A solar cell module deterioration diagnosis system for use in inspection and maintenance work of solar power generation equipment, applying a voltage to a plurality of solar cell strings and causing electroluminescence emission,
A near-infrared camera for photographing the electroluminescence emission;
A personal computer for storing and processing images captured by the near-infrared camera;
And an image analysis program for diagnosing the deterioration of the solar cell module using a photographed image stored in the personal computer.
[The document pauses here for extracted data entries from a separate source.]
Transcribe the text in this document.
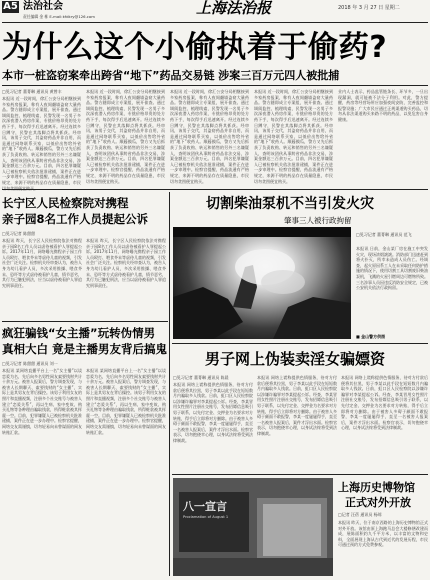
A5 法治社会
责任编辑 金 栋 E-mail:kfdkry@126.com	上海法治报	2018 年 3 月 27 日 星期二
为什么这个小偷执着于偷药?
本市一桩盗窃案牵出跨省“地下”药品交易链 涉案三百万元四人被批捕
□见习记者 董菁琳 通讯员 黄曾丰
本报讯 近一段时间，徐汇公安分局相继接到多家药房报案，称有人夜间翻墙盗窃大量药品。警方随即成立专案组，展开侦查。通过调阅监控、梳理线索，民警发现一名男子多次深夜潜入药房作案，专挑价格昂贵的处方药下手，每次得手后迅速离开。经过连续多日蹲守，民警在其落脚点将其抓获。经审讯，该男子交代，其盗窃药品并非自用，而是通过网络联系买家，以低价出售给外省的“地下”收药人。顺藤摸瓜，警方又先后抓获了负责收购、转运和销售的另外三名嫌疑人，查明该团伙从事跨省药品非法交易，涉案金额达三百余万元。目前，四名犯罪嫌疑人已被检察机关依法批准逮捕，案件正在进一步审理中。检察官提醒，药品流通有严格规定，来源不明的药品存在质量隐患，市民切勿贪图便宜购买。
本报讯 近一段时间，徐汇公安分局相继接到多家药房报案，称有人夜间翻墙盗窃大量药品。警方随即成立专案组，展开侦查。通过调阅监控、梳理线索，民警发现一名男子多次深夜潜入药房作案，专挑价格昂贵的处方药下手，每次得手后迅速离开。经过连续多日蹲守，民警在其落脚点将其抓获。经审讯，该男子交代，其盗窃药品并非自用，而是通过网络联系买家，以低价出售给外省的“地下”收药人。顺藤摸瓜，警方又先后抓获了负责收购、转运和销售的另外三名嫌疑人，查明该团伙从事跨省药品非法交易，涉案金额达三百余万元。目前，四名犯罪嫌疑人已被检察机关依法批准逮捕，案件正在进一步审理中。检察官提醒，药品流通有严格规定，来源不明的药品存在质量隐患，市民切勿贪图便宜购买。
本报讯 近一段时间，徐汇公安分局相继接到多家药房报案，称有人夜间翻墙盗窃大量药品。警方随即成立专案组，展开侦查。通过调阅监控、梳理线索，民警发现一名男子多次深夜潜入药房作案，专挑价格昂贵的处方药下手，每次得手后迅速离开。经过连续多日蹲守，民警在其落脚点将其抓获。经审讯，该男子交代，其盗窃药品并非自用，而是通过网络联系买家，以低价出售给外省的“地下”收药人。顺藤摸瓜，警方又先后抓获了负责收购、转运和销售的另外三名嫌疑人，查明该团伙从事跨省药品非法交易，涉案金额达三百余万元。目前，四名犯罪嫌疑人已被检察机关依法批准逮捕，案件正在进一步审理中。检察官提醒，药品流通有严格规定，来源不明的药品存在质量隐患，市民切勿贪图便宜购买。
本报讯 近一段时间，徐汇公安分局相继接到多家药房报案，称有人夜间翻墙盗窃大量药品。警方随即成立专案组，展开侦查。通过调阅监控、梳理线索，民警发现一名男子多次深夜潜入药房作案，专挑价格昂贵的处方药下手，每次得手后迅速离开。经过连续多日蹲守，民警在其落脚点将其抓获。经审讯，该男子交代，其盗窃药品并非自用，而是通过网络联系买家，以低价出售给外省的“地下”收药人。顺藤摸瓜，警方又先后抓获了负责收购、转运和销售的另外三名嫌疑人，查明该团伙从事跨省药品非法交易，涉案金额达三百余万元。目前，四名犯罪嫌疑人已被检察机关依法批准逮捕，案件正在进一步审理中。检察官提醒，药品流通有严格规定，来源不明的药品存在质量隐患，市民切勿贪图便宜购买。
业内人士表示，药品监管链条长、环节多，一旦出现漏洞，就可能被不法分子利用。对此，警方提醒，药房等经营场所应加强夜间安防，完善监控和报警设施；广大市民应通过正规渠道购买药品，切勿从非法渠道购买来路不明的药品，以免危害自身健康。
长宁区人民检察院对携程
亲子园8名工作人员提起公诉
□见习记者 陈甜甜
本报讯 昨天，长宁区人民检察院依法对携程亲子园8名工作人员以虐待被看护人罪提起公诉。2017年11月，网络曝光携程亲子园工作人员殴打、喂食芥末等虐待儿童的视频，引发社会广泛关注。检察机关经审查认为，被告人身为幼儿看护人员，多次采用推搡、喂食芥末、恐吓等方式虐待被看护儿童，情节恶劣，其行为已触犯刑法，应当以虐待被看护人罪追究刑事责任。
本报讯 昨天，长宁区人民检察院依法对携程亲子园8名工作人员以虐待被看护人罪提起公诉。2017年11月，网络曝光携程亲子园工作人员殴打、喂食芥末等虐待儿童的视频，引发社会广泛关注。检察机关经审查认为，被告人身为幼儿看护人员，多次采用推搡、喂食芥末、恐吓等方式虐待被看护儿童，情节恶劣，其行为已触犯刑法，应当以虐待被看护人罪追究刑事责任。
疯狂骗钱“女主播”玩转伪情男
真相大白 竟是主播男友背后搞鬼
□见习记者 陈甜甜 通讯员 刘一
本报讯 某网络直播平台上一名“女主播”以谈恋爱为名，先后向多名男性网友索要钱财共计十余万元。被害人报案后，警方调查发现，与被害人长期聊天、索要钱财的“女主播”，实际上是其男友在背后操控。该男子利用女友的照片和直播视频，注册多个社交账号与被害人建立“恋爱关系”，再以生病、家中变故、购买礼物等各种理由骗取钱款，所得赃款被其挥霍一空。目前，犯罪嫌疑人已被检察机关批准逮捕，案件正在进一步办理中。检察官提醒，网络交友需谨慎，切勿轻易向未曾谋面的网友转账汇款。
本报讯 某网络直播平台上一名“女主播”以谈恋爱为名，先后向多名男性网友索要钱财共计十余万元。被害人报案后，警方调查发现，与被害人长期聊天、索要钱财的“女主播”，实际上是其男友在背后操控。该男子利用女友的照片和直播视频，注册多个社交账号与被害人建立“恋爱关系”，再以生病、家中变故、购买礼物等各种理由骗取钱款，所得赃款被其挥霍一空。目前，犯罪嫌疑人已被检察机关批准逮捕，案件正在进一步办理中。检察官提醒，网络交友需谨慎，切勿轻易向未曾谋面的网友转账汇款。
切割柴油泵机不当引发火灾
肇事三人被行政拘留
□见习记者 董菁琳 通讯员 范飞
本报讯 日前，金山某厂房在施工中突发火灾，现场浓烟滚滚。消防部门迅速赶到将火扑灭，所幸未造成人员伤亡。经调查，起火原因系工人在未采取任何防护措施的情况下，使用切割工具切割废旧柴油泵机，飞溅的火星引燃周边可燃物所致。三名涉事人员因违反消防安全规定，已被公安机关依法行政拘留。
■ 金山警方供图
男子网上伪装卖淫女骗嫖资
□见习记者 董菁琳 通讯员 陈晨
本报讯 网络上谎称提供色情服务，待对方付款后便将其拉黑，男子李某以此手段在短短数月内骗取多人钱款。日前，虹口区人民检察院以涉嫌诈骗罪对李某提起公诉。经查，李某冒用女性照片注册社交账号，发布招嫖信息吸引男子联系，以先付定金、交押金为名要求对方转账，得手后立即将对方删除。由于被害人多碍于颜面不敢报警，李某一度屡屡得手，直至一名被害人报案后，案件才浮出水面。检察官表示，切勿抱侥幸心理，以身试法终将受到法律制裁。
本报讯 网络上谎称提供色情服务，待对方付款后便将其拉黑，男子李某以此手段在短短数月内骗取多人钱款。日前，虹口区人民检察院以涉嫌诈骗罪对李某提起公诉。经查，李某冒用女性照片注册社交账号，发布招嫖信息吸引男子联系，以先付定金、交押金为名要求对方转账，得手后立即将对方删除。由于被害人多碍于颜面不敢报警，李某一度屡屡得手，直至一名被害人报案后，案件才浮出水面。检察官表示，切勿抱侥幸心理，以身试法终将受到法律制裁。
本报讯 网络上谎称提供色情服务，待对方付款后便将其拉黑，男子李某以此手段在短短数月内骗取多人钱款。日前，虹口区人民检察院以涉嫌诈骗罪对李某提起公诉。经查，李某冒用女性照片注册社交账号，发布招嫖信息吸引男子联系，以先付定金、交押金为名要求对方转账，得手后立即将对方删除。由于被害人多碍于颜面不敢报警，李某一度屡屡得手，直至一名被害人报案后，案件才浮出水面。检察官表示，切勿抱侥幸心理，以身试法终将受到法律制裁。
八一宣言
Proclamation of August 1
上海历史博物馆
正式对外开放
□记者 汪蓓 通讯员 杨琼
本报讯 昨天，位于南京西路的上海历史博物馆正式对外开放。该馆由原上海跑马总会大楼修缮改建而成，展陈面积约九千平方米，以丰富的文物和史料，全面展现上海从古代到近代的发展历程，市民可通过预约方式免费参观。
A component device according to claim 1;
An unmanned aerial vehicle equipped with the near-infrared camera;
A solar cell module deterioration diagnosis system, comprising: a transceiver that performs flight control of the unmanned aircraft, receives image data from the near-ultraviolet camera, and transmits the data to the electronic computer.   3. A solar cell module deterioration diagnosis system comprising: the component device according to claim 1; and an applied power source control device for controlling an applied voltage and current to the solar cell module.   3. A solar cell module deterioration diagnosis system comprising: the component device according to claim 1; and an applied power source switching device capable of switching and connecting an applied power source to the solar cell module.   3. The solar cell module deterioration diagnosis system according to claim 1, wherein aged comparison data is displayed in the image analysis program.   The solar cell module deterioration diagnosis system according to claim 1 or 2, wherein a mark that can be identified by photographing with the near-infrared camera is installed on a photovoltaic power generation facility.